メディア=ローカルメディアと考えてみること
Butsaya/iStock/Thinkstock

編集の魔法をかけるために不可欠なのが、「ローカルメディア」である。

「ローカルメディア」と聞くと、地方や田舎で作られている雑誌や新聞やウェブ、というようなイメージを抱くかもしれない。しかし「東京ローカル」という言葉があるように、ローカルを「局所」という意味に捉えることもできる。もしそう捉えるならば、究極のローカルメディアは自分自身だといえる。誰と付き合い、何を話し、どんな服を着て、どんな行動を取るか。それらすべてが自分自身からの発信なのであり、そうするとつまり、自分自身がメディアだと考えられる。

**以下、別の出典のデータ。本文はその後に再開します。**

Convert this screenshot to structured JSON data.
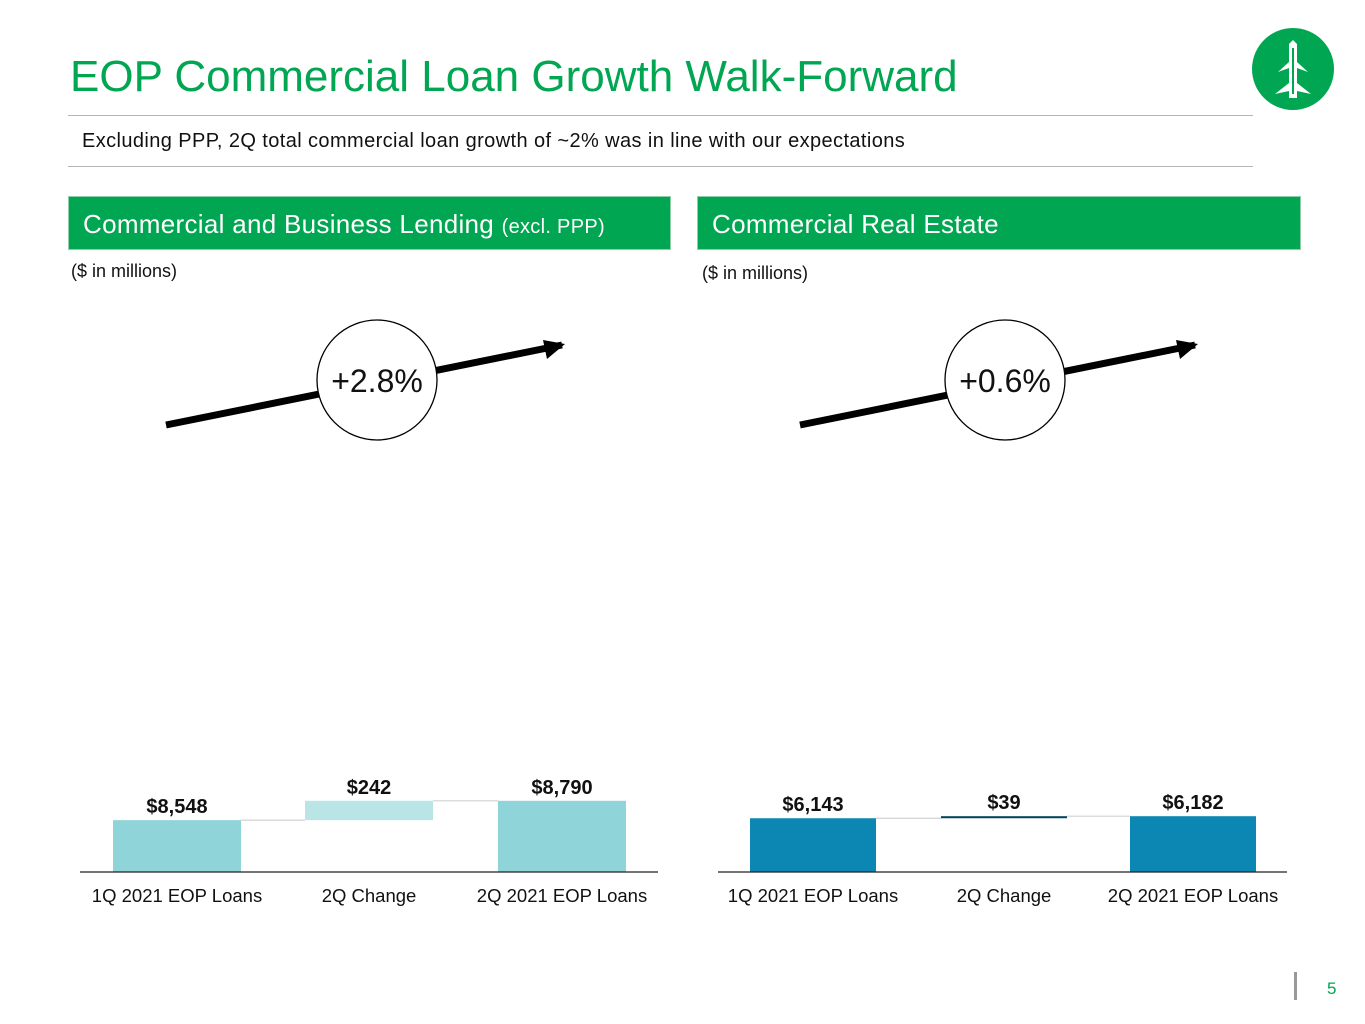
{
  "title": "EOP Commercial Loan Growth Walk-Forward",
  "subtitle": "Excluding PPP, 2Q total commercial loan growth of ~2% was in line with our expectations",
  "page_number": "5",
  "colors": {
    "brand_green": "#00a651",
    "cbl_bar": "#8fd4d8",
    "cbl_change": "#b9e5e6",
    "cre_bar": "#0c87b3",
    "cre_change": "#01445d"
  },
  "panels": [
    {
      "heading": "Commercial and Business Lending",
      "heading_suffix": "(excl. PPP)",
      "units": "($ in millions)",
      "growth": "+2.8%"
    },
    {
      "heading": "Commercial Real Estate",
      "heading_suffix": "",
      "units": "($ in millions)",
      "growth": "+0.6%"
    }
  ],
  "chart_data": [
    {
      "type": "bar",
      "subtype": "waterfall",
      "title": "Commercial and Business Lending (excl. PPP)",
      "ylabel": "$ in millions",
      "categories": [
        "1Q 2021 EOP Loans",
        "2Q Change",
        "2Q 2021 EOP Loans"
      ],
      "values": [
        8548,
        242,
        8790
      ],
      "data_labels": [
        "$8,548",
        "$242",
        "$8,790"
      ],
      "bar_roles": [
        "total",
        "change",
        "total"
      ],
      "axis_baseline": 0,
      "annotation": "+2.8%"
    },
    {
      "type": "bar",
      "subtype": "waterfall",
      "title": "Commercial Real Estate",
      "ylabel": "$ in millions",
      "categories": [
        "1Q 2021 EOP Loans",
        "2Q Change",
        "2Q 2021 EOP Loans"
      ],
      "values": [
        6143,
        39,
        6182
      ],
      "data_labels": [
        "$6,143",
        "$39",
        "$6,182"
      ],
      "bar_roles": [
        "total",
        "change",
        "total"
      ],
      "axis_baseline": 0,
      "annotation": "+0.6%"
    }
  ]
}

メディア=マスメディアと考えがちだが、メディア=ローカルメディアと考えることで、メディアというものをコントロール可能なものに引き寄せることができる。この認識を持つことが、編集の魔法を身につけるために必要なのだ。

編集は目的ではない

編集というのは、前述のとおり「メディアを活用して状況を変化させるチカラ」である。だから、たとえば状況を変えるためにミニコミを作るとして、それを作ること自体が目的になってしまってはいけない。作ったあとに世界がどのように変化するかが大切なのだ。

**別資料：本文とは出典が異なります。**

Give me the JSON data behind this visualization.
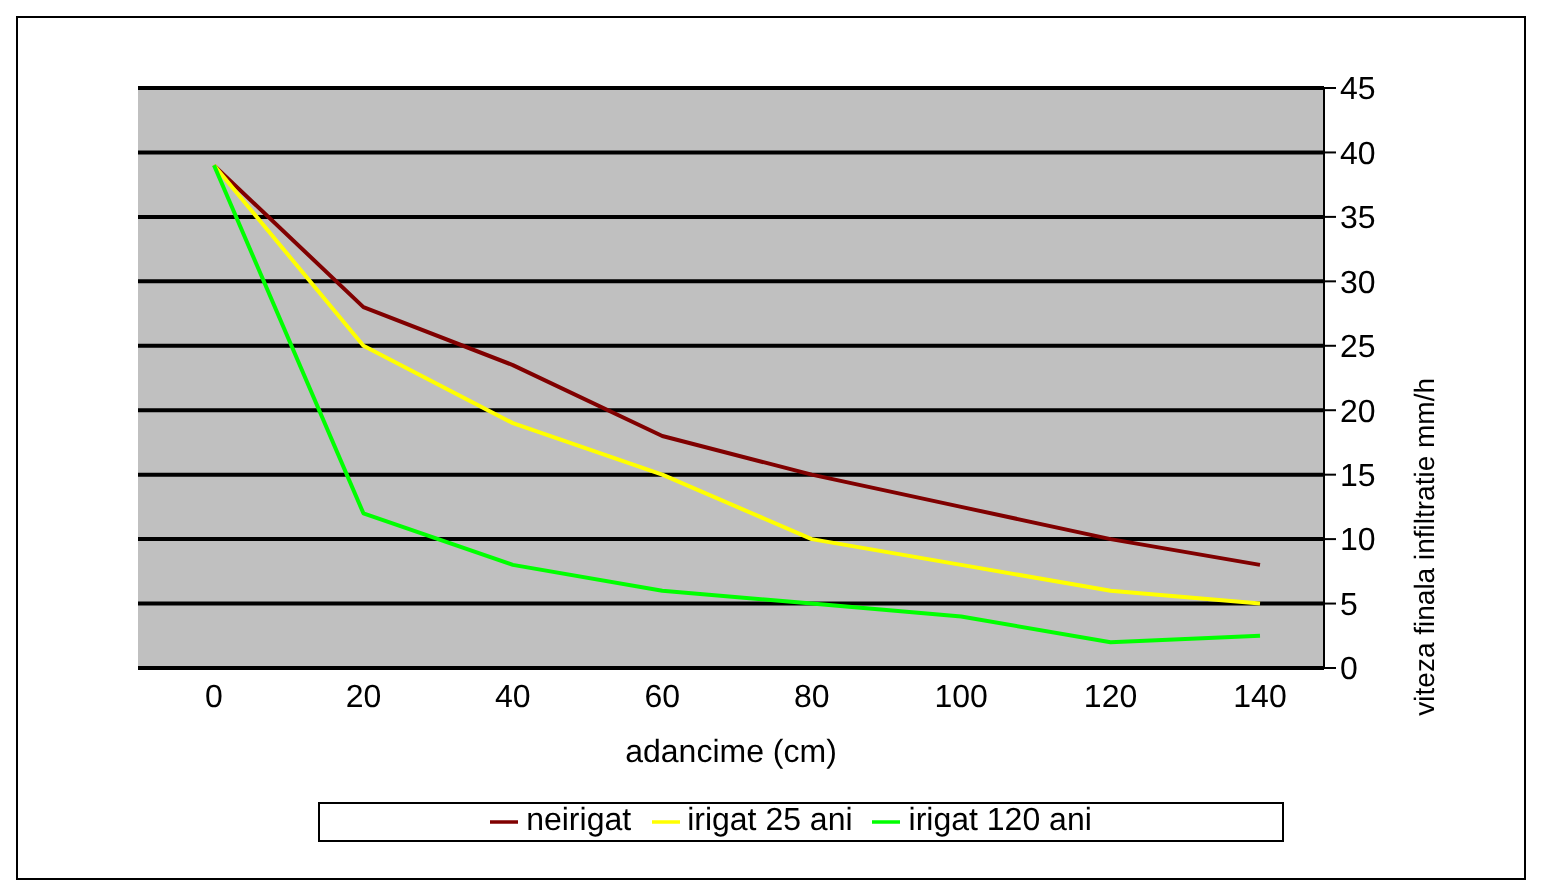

編集自体を目的としてしまわないようにするために、必要なのが「ビジョン」と「謙虚さ」だ。ビジョンとは数値目標ではなく、理想とする未来への意志やイメージのことである。数値目標にとらわれると、数字で表れないものに気づかなくなってしまう。数字の危険に陥らず、一人ひとりの暮らす世界そのものであるビジョンを真摯に思い描けば、自分の理想がすべての人にとっての理想でないことにも当然思い至るだろう。そのように考えていくことで、自分の考えたビジョンに対しても謙虚でいることができる。

編集は世界を変える

日本酒を編集する
botamochi/iStock/Thinkstock

ここで、広義の編集の例を挙げてみよう。

秋田県の日本酒「雪の茅舎(ぼうしゃ)」を造っているのは、齋彌(さいや)酒造店だ。そこで酒質の責任者である杜氏を務める高橋藤一(とういち)氏は、これまで酒造りに欠かせない工程の一つとされていた櫂入れ(かいいれ)に疑問を持った。櫂入れとは、発酵を均一にするために酒を掻きまわす作業である。独自の実験を繰り返した結果、櫂入れの工程が不要であることを実証し、微生物の対流に任せた自然な酒づくりを成功させた。